Wildlife Sounds Put to Beat Box: Meet the Incredible Ben Mirin aka DJ Ecotone
Rating him as one of her all-time favorite guests, Oh Behave Show host Arden Moore interviews Wildlife DJ Ben Mirin, who has a unique ability to blend his beat box style to sounds from humpback whales, lemurs, cougars and even trees from the Sonoran desert into must-hear songs. Mirin hosts Wild Beats on National Geographic Kids and this musician-composer is also the 2016 Artist in Residence at the Bronx Zoo and field-recordist-in-training at the Cornell Lab of Ornithology. And yes, listeners, he does share excerpts from his wildlife compositions. Move over Tarzan, the king of wildlife sound and advocate for all sentient beings is Ben Mirin. Tune in now!

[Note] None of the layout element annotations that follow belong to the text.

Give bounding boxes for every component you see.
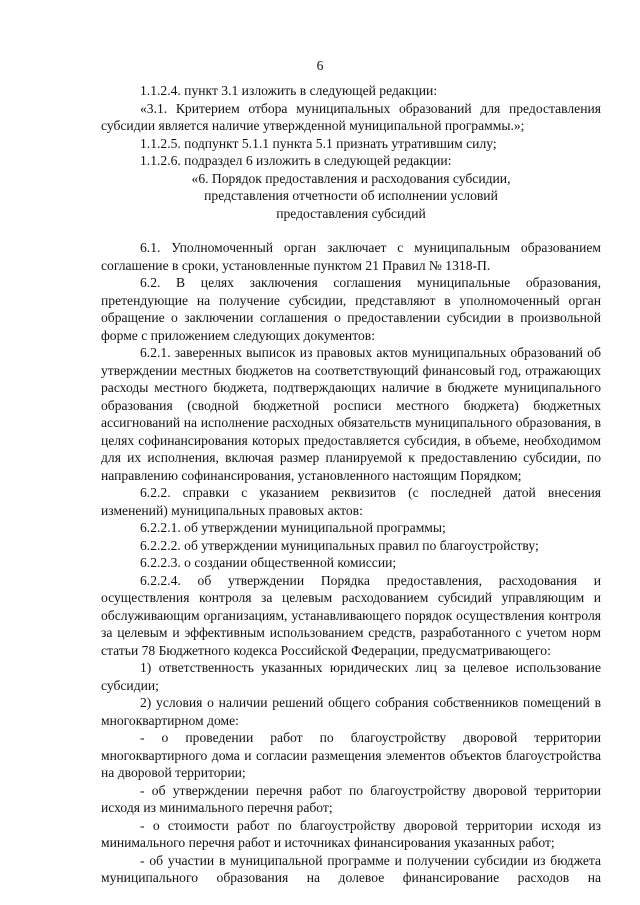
paragraph: 6.2.2.4. об утверждении Порядка предоставления, расходования и осуществления контроля за целевым расходованием субсидий управляющим и обслуживающим организациям, устанавливающего порядок осуществления контроля за целевым и эффективным использованием средств, разработанного с учетом норм статьи 78 Бюджетного кодекса Российской Федерации, предусматривающего: (101, 572, 601, 658)
paragraph: - об участии в муниципальной программе и получении субсидии из бюджета муниципального образования на долевое финансирование расходов на (101, 852, 601, 885)
paragraph: - о стоимости работ по благоустройству дворовой территории исходя из минимального перечня работ и источниках финансирования указанных работ; (101, 817, 601, 850)
text-line: 1.1.2.4. пункт 3.1 изложить в следующей редакции: (140, 83, 438, 98)
text-line: «3.1. Критерием отбора муниципальных образований для предоставления субсидии является наличие утвержденной муниципальной программы.»; (101, 100, 601, 133)
paragraph: 6.1. Уполномоченный орган заключает с муниципальным образованием соглашение в сроки, установленные пунктом 21 Правил № 1318-П. (101, 240, 601, 273)
paragraph: 6.2. В целях заключения соглашения муниципальные образования, претендующие на получение субсидии, представляют в уполномоченный орган обращение о заключении соглашения о предоставлении субсидии в произвольной форме с приложением следующих документов: (101, 275, 601, 343)
text-line: 1.1.2.6. подраздел 6 изложить в следующей редакции: (140, 153, 452, 168)
paragraph-gap (101, 222, 601, 239)
paragraph: 6.2.2.3. о создании общественной комиссии; (140, 555, 397, 570)
paragraph: 2) условия о наличии решений общего собрания собственников помещений в многоквартирном доме: (101, 695, 601, 728)
paragraph: 6.2.2.2. об утверждении муниципальных правил по благоустройству; (140, 537, 539, 553)
section-heading-line: предоставления субсидий (276, 205, 426, 221)
paragraph: 6.2.2. справки с указанием реквизитов (с последней датой внесения изменений) муниципальных правовых актов: (101, 485, 601, 518)
section-heading-line: «6. Порядок предоставления и расходования субсидии, (191, 170, 511, 186)
document-body (101, 82, 601, 887)
paragraph: 6.2.2.1. об утверждении муниципальной программы; (140, 520, 446, 535)
page-number: 6 (316, 58, 324, 73)
paragraph: 6.2.1. заверенных выписок из правовых актов муниципальных образований об утверждении местных бюджетов на соответствующий финансовый год, отражающих расходы местного бюджета, подтверждающих наличие в бюджете муниципального образования (сводной бюджетной росписи местного бюджета) бюджетных ассигнований на исполнение расходных обязательств муниципального образования, в целях софинансирования которых предоставляется субсидия, в объеме, необходимом для их исполнения, включая размер планируемой к предоставлению субсидии, по направлению софинансирования, установленного настоящим Порядком; (101, 345, 601, 483)
paragraph: - о проведении работ по благоустройству дворовой территории многоквартирного дома и согласии размещения элементов объектов благоустройства на дворовой территории; (101, 730, 601, 780)
text-line: 1.1.2.5. подпункт 5.1.1 пункта 5.1 признать утратившим силу; (140, 135, 497, 151)
section-heading-line: представления отчетности об исполнении условий (204, 188, 498, 203)
paragraph: 1) ответственность указанных юридических лиц за целевое использование субсидии; (101, 660, 601, 693)
paragraph: - об утверждении перечня работ по благоустройству дворовой территории исходя из минимального перечня работ; (101, 782, 601, 815)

Ben Mirin is an explorer, sound artist and television presenter who records wildlife and composes music from the sounds of nature. This includes his own voice, since he is also an internationally recognized beatboxer. He is the creator and host of the web and television series WILD BEATS on National Geographic Kids and Nat Geo Wild, a Fellow at The Safina Center, and the 2016 Artist in Residence at the Bronx Zoo. As a professional DJ he creates custom wildlife shows for National Geographic Events, The Bronx Zoo, the New York Botanical Garden, and various universities, scientific institutions, and nonprofits. He is a volunteer bird guide and instructor at the NY Audubon Society, and a natural sounds recordist at the Cornell Lab of Ornithology.
Ben collaborates with scientists and explorers to gather sounds from some of the planet's most threatened ecosystems, and makes music to engage people with the natural world to inspire conservation. His work is rooted in lifelong passions for bird-watching and music, and has been recognized with two grants from the National Geographic Society and previous art residencies at the National Centre for Biological Sciences in Bangalore and the Lurie Garden at the Chicago Art Institute.
Before making music, Ben was a freelance science journalist for Slate.com, Smithsonian Magazine online, Scientific American Online, Audubon Magazine online, and other publications. He lives in Brooklyn, NY.